Mbulelo (and I am deliberately flouting culture by referring to him by his first name as I too have the right to interpret culture freely) epitomises the air of entitlement displayed by so many South African men. Judging by how full our maintenance courts are, they think it’s perfectly acceptable to make babies they have no intention of supporting, to have sex with any woman close to hand when the urge strikes, and to retreat into the masculine laager when anyone dares to challenge them on their constant need to objectify and control women’s bodies.

How wonderful to be a man in South Africa: they must be the envy of their counterparts in Switzerland, who don’t have this wonderful wall of culture to dodge behind every time their bad behaviour catches up with them.

This week Mbulelo said he couldn’t respond to the allegations until Parliament put them to him formally. Let’s not hold our breath: this is, after all, the same Parliament that appears to have shielded him from that pesky sheriff of the court, trying to serve him with a summons on his failure to pay maintenance for two children.

Unfortunately this behaviour and attitude are not the preserve of the rich and famous, but are practised by ordinary men too. For the past week my blood pressure has been raised by a daily newspaper, which splashed a picture of a young woman, Zanele Majola, over its pages, along with some truly libellous copy. She made the front page when she was snapped at a beach party, wearing a skimpy halter neck and displaying ample cleavage, and the paper used any excuse to run and rerun the picture.
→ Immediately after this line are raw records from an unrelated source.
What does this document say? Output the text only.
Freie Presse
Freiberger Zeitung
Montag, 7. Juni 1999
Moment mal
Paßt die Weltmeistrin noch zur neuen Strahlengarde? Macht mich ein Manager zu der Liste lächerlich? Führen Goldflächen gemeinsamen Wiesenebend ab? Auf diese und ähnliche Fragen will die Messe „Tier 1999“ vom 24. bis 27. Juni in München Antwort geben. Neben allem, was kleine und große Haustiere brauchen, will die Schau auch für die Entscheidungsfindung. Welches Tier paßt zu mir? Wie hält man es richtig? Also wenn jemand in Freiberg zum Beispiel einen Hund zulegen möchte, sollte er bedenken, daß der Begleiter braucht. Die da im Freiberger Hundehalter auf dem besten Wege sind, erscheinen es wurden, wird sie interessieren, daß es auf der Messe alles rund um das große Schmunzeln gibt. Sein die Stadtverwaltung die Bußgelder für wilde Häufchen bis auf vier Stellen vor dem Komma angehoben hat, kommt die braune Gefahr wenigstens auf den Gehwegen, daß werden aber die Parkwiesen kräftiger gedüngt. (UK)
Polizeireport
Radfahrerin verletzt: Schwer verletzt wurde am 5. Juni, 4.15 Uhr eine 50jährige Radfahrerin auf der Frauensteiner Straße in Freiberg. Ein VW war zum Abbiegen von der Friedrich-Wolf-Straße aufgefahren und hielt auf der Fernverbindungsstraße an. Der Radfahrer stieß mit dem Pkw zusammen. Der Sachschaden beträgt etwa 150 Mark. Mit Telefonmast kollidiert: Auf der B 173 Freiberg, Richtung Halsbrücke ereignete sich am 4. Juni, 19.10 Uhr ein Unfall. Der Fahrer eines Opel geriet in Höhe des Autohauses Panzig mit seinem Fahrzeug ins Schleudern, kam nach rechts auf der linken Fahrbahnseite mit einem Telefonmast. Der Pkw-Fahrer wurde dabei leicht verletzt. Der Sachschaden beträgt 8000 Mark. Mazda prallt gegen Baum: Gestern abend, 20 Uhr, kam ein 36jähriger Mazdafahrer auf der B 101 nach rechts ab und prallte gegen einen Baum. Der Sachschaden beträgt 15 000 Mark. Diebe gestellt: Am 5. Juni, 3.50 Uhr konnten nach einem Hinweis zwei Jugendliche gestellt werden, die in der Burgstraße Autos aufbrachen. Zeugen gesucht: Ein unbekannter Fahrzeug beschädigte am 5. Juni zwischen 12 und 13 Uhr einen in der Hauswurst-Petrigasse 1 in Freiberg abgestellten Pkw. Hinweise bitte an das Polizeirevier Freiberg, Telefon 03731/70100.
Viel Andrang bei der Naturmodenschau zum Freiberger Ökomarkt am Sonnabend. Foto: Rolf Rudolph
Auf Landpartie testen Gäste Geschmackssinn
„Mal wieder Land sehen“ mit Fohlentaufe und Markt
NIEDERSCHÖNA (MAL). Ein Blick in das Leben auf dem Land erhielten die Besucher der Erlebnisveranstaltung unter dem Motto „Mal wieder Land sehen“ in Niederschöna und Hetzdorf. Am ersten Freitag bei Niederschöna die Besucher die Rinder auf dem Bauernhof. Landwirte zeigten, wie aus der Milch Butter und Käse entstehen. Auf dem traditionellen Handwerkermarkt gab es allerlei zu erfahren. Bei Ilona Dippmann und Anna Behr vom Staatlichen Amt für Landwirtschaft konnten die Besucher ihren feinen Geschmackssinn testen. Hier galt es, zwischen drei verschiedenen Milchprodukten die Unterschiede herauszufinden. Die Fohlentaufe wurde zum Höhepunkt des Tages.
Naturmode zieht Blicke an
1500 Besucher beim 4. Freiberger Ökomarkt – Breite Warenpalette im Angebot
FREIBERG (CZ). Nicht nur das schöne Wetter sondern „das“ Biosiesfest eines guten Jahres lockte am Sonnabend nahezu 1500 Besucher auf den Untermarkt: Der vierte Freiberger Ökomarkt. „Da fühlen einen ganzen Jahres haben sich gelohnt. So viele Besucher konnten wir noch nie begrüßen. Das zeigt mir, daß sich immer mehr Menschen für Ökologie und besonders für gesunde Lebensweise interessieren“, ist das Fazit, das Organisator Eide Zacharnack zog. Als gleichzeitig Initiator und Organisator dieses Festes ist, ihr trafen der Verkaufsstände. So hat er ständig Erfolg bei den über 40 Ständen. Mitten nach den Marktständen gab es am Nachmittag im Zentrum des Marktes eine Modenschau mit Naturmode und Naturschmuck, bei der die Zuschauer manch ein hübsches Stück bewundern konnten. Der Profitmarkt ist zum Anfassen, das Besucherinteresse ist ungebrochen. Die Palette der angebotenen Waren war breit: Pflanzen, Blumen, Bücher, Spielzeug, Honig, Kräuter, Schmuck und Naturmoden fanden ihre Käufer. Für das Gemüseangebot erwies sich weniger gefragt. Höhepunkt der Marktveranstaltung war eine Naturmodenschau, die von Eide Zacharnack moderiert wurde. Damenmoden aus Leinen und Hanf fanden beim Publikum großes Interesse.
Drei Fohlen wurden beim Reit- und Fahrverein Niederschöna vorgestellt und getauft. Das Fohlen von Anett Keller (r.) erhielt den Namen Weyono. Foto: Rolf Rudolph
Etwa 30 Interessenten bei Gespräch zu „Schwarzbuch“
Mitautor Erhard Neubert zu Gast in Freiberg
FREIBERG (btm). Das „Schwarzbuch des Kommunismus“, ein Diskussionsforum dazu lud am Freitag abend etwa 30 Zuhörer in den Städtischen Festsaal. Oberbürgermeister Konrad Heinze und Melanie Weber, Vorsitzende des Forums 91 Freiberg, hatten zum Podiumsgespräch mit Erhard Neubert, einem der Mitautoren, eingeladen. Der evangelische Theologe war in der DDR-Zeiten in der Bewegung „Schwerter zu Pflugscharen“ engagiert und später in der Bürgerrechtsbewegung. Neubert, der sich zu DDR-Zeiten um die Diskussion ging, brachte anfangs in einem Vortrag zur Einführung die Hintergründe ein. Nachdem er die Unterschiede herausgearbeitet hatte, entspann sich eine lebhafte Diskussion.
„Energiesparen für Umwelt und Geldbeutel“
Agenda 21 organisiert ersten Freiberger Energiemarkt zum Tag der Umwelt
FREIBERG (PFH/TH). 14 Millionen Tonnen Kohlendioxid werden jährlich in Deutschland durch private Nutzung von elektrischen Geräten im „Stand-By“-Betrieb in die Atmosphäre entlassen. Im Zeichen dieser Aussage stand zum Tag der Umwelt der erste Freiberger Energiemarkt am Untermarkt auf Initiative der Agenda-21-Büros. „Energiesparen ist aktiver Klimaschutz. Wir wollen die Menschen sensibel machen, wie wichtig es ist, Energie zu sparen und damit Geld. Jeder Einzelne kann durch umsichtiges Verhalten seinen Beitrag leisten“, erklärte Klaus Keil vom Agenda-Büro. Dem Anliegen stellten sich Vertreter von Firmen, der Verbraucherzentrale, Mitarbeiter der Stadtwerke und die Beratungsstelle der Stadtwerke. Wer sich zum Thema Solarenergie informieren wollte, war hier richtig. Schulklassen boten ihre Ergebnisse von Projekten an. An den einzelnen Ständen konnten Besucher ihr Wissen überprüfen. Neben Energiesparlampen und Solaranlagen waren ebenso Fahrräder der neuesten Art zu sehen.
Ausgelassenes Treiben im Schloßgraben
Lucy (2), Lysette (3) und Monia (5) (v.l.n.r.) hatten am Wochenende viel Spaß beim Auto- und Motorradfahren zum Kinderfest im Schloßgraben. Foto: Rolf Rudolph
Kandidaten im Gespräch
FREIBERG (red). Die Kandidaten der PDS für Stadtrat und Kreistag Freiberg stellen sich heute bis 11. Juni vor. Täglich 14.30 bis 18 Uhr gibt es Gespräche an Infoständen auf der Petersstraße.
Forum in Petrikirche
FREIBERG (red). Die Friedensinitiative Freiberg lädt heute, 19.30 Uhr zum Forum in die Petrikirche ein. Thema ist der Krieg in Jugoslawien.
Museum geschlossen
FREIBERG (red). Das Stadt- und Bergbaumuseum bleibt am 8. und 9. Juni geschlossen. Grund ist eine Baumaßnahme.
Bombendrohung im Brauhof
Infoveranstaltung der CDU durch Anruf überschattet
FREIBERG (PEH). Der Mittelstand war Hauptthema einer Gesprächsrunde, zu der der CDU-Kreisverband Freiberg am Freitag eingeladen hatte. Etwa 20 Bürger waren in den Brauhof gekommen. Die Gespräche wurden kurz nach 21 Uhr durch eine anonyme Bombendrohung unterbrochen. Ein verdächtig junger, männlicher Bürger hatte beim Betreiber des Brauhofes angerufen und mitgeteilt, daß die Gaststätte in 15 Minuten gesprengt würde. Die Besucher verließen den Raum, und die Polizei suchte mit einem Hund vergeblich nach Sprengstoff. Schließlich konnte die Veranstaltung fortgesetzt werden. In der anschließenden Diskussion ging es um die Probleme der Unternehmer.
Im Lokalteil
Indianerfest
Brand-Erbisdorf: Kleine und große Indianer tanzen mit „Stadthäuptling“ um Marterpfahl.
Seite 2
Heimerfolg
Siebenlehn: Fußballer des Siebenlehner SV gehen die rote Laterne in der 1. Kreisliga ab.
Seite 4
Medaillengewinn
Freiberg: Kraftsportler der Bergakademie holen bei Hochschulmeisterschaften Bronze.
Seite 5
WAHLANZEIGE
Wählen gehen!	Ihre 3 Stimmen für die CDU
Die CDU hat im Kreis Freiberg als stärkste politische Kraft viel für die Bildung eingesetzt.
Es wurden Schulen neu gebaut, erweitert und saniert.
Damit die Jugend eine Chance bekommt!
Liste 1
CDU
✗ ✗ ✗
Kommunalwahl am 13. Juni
A week after the picture first appeared, it was printed yet again under the headline ”Zanele, half the men in the country are looking for you”. It told us how a reader had called in, demanding her number, saying, ”I want her to be the first woman to sit in my new Hummer.” What makes me laugh is the assumption that Zanele is just sitting around like an apple on a tree, waiting to be picked; that she is available on command.

What makes me cry is the copy that runs down the length of her picture, telling us that studies show that men perceive women with large breasts as ”unintelligent, immoral and immodest” and that ”Majola’s photo depicts the sex slave of their fantasies”. Gee, she must feel really special now! I think she should reward them with an early Christmas gift of a defamation suit. Of course, they’d claim to be merely embracing cultural norms in appreciating voluptuous women instead of stick-insect Western models. What a pity respect isn’t higher up on their ”cultural” agenda.